BILAN D'UN SUCCÈS

Parcours, été 93, Gaston Roberge

 
E n 1978, Claude Saint-Jacques terminait ses beaux-arts à l'UQAM. Depuis, elle a participé à de nombreuses expositions de groupe ou en solo à l'occasion desquelles plusieurs collectionneurs privés et publics se sont procuré ses oeuvres. Aujourd'hui, à un moment charnière de sa carrière, l'artiste sait fort bien qu'il n'y a rien d'acquis dans le merveilleux mondes des arts. Elle ne souhaite rien d'autre que d'être respectée de ses pairs, et de continuer a vivre de son travail. La gloire, la fortune, l'amour : les choses simples de la vie, quoi!
 
Pendant trois semaines, en mai dernier, elle présentait à la galerie Simon Blais, une trentaine de ses toiles récentes. L'évènement a été très bien couvert par les médias; articles, entrevues télévisées et radiophoniques ont ainsi aidé à la diffusion en galerie. Grands tableaux ou formats "récession", plus de la moitié ont trouvé preneur : trois ou quatre coups de foudre de particuliers, un collectionneur corporatif qui s'en est procuré trois d'un coup, des amateurs séduits; on a même vu, par un samedi ensoleillé, un gamin faire le croquis d'un des tableaux de l'exposition pour le montrer à sa classe! On ne parle plus à ce moment-là de succès d'estime, mais bien de succès tout court, et dont le mérite revient sans contredit à la qualité des tableaux.
 
Par ses ors chauds ou ses bleus outremer, d'une figuration discrète ou pure abstraction, les toiles de Claude Saint-Jacques questionnent autant qu'elles plaisent. Ainsi ces trois Pénélope qui intriguent par la forme féminine sortie tout droit d'une statuaire médiévale.
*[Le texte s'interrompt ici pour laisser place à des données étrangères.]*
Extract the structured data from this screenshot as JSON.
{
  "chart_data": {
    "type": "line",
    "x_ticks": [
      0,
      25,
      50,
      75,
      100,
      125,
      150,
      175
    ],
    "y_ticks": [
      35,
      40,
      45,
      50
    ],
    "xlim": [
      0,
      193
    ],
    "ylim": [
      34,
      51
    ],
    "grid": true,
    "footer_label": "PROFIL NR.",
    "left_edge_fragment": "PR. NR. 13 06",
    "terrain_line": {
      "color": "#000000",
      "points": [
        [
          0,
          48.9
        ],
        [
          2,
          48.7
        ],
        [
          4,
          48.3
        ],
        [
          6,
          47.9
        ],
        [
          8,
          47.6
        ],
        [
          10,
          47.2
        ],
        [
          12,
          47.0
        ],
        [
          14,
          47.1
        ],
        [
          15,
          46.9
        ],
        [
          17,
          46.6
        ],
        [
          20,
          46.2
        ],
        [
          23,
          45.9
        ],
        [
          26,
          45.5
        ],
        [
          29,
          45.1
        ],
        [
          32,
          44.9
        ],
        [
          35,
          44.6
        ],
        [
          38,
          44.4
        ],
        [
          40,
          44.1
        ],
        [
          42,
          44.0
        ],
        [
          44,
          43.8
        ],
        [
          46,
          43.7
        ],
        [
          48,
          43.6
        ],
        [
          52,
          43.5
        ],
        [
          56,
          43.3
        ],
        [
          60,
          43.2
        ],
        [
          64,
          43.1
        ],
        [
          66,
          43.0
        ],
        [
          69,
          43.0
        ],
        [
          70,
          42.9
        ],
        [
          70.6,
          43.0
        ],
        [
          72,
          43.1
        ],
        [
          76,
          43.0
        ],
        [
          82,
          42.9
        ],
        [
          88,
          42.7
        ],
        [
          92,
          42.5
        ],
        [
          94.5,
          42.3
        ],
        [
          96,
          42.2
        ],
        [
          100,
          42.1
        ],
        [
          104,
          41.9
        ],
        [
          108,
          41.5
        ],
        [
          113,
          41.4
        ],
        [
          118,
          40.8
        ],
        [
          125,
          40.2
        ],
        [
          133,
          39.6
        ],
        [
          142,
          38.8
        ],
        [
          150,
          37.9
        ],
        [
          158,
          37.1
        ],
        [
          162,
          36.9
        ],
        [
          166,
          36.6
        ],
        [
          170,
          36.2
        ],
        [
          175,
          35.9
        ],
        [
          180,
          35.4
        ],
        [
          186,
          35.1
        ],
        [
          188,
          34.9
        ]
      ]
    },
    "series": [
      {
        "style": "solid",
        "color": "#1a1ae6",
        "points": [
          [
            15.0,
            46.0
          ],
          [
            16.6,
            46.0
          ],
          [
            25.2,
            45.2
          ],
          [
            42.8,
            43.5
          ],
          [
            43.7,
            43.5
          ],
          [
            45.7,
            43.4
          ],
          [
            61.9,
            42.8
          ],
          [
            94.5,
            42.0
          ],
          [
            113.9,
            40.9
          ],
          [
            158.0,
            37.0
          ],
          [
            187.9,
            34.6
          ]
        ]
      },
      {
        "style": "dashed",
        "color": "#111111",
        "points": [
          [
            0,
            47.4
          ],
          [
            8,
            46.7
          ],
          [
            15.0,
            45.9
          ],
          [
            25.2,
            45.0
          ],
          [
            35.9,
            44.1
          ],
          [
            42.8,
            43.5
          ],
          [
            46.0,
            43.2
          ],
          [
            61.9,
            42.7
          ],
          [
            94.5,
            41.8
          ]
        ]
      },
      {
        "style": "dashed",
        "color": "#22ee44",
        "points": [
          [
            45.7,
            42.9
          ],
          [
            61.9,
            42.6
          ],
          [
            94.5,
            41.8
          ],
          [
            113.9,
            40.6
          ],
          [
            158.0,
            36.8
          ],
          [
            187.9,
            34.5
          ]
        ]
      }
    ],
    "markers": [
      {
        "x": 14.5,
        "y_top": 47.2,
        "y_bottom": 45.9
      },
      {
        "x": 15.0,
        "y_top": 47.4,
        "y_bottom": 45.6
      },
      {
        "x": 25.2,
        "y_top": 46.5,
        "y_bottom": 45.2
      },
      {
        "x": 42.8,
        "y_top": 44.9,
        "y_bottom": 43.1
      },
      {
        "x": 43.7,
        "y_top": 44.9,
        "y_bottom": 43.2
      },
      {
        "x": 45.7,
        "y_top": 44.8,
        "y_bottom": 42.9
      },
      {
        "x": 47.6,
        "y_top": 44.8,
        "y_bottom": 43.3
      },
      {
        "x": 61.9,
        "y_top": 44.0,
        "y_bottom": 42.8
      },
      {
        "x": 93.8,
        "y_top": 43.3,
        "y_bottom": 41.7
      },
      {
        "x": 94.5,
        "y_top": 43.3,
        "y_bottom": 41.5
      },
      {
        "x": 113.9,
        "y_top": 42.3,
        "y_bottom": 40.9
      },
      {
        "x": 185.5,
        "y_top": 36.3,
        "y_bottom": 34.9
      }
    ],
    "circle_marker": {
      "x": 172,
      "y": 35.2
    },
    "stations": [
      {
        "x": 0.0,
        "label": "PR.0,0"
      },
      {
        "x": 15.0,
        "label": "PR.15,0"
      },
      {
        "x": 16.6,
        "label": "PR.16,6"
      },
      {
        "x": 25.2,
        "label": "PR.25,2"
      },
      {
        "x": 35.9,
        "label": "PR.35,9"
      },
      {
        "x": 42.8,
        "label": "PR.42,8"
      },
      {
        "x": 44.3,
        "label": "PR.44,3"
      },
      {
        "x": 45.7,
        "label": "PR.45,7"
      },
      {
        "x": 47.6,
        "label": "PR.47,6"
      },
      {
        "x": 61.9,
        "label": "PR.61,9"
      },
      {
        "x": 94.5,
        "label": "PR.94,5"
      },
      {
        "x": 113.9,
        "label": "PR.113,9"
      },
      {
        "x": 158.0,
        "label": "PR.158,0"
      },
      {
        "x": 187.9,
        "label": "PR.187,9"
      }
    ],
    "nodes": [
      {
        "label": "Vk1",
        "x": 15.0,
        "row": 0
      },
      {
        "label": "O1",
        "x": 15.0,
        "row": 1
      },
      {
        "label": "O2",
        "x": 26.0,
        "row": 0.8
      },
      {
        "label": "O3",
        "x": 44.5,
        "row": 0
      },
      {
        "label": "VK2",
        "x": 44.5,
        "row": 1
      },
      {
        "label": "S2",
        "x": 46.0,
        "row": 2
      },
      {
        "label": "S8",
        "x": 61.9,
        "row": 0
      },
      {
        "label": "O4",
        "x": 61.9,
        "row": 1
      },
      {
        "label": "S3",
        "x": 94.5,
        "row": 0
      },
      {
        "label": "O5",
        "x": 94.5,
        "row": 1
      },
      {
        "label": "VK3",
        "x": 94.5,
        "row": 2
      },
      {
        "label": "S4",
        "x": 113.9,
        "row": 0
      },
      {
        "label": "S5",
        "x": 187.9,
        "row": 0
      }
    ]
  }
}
Ainsi cette série de six Indochine qui suggère le côté précieux, un peu iconographique des choses vieillottes habilement réarrangées; ou encore ces abstractions très actuelles par leurs frises qui appellent une forme d'intimité avec le spectateur. D'où une constante: tous les tableaux dégagent beaucoup de chaleur. On ne peut pas y être insensible.
 
"Je crois tout simplement que mes clients s'y sont retrouvés", me confiait Simon Blais. "Contrairement à d'autres travaux également valables, la production de Claude Saint-Jacques est comme entrouverte. Loin d'être fermée sur son seul discours artistique, elle laisse de la place pour l'interprétation que le spectateur veut bien en faire. Dans ce sens-là, l'oeuvre n'est vraiment pas hermétique."
 
Histoire de montrer la face cachée de la création, l'artiste s'est faite le sujet d'un clip réalisé par Jean-Louis Coté. Le document, intitulé Tic tac toe, relate chronologiquement la création d'un objet d'art, de la toile blanche à l'accrochage en galerie. Rapidement, on se rend compte comment l'artiste utilise les éléments qui vont lui permettre de peindre. Comme si elle était provoquée par dette matière qui s'accumule, le canevas par terre, elle s'enduit les mains de pâte. Sur fond de musique rock, elle altère, accroupie, la surface rectangulaire. Le geste est fort quoique non violent. Gratté, tamponné, comme autant de signatures diverses, le tableau change, il naît devant nous. Le document est unique, amusant, débridé et terriblement professionnel; quatre minutes des plus convaincantes.
 
"Mon travail est solitaire, dira l'artiste, je ne suis stimulée par rien d'autre que ce que je possède en dedans de moi. Je voulais que le monde voit comment je fais une toile, comment ça me rend heureuse de me graisser les mains et de les laisser bouger sur la toile..." Beaucoup de monde l'a vue, plusieurs l'ont aimée. Elle s'en est trouvée assurée, rassurée, dans sa démarche, prête à poursuivre, et... quasi heureuse.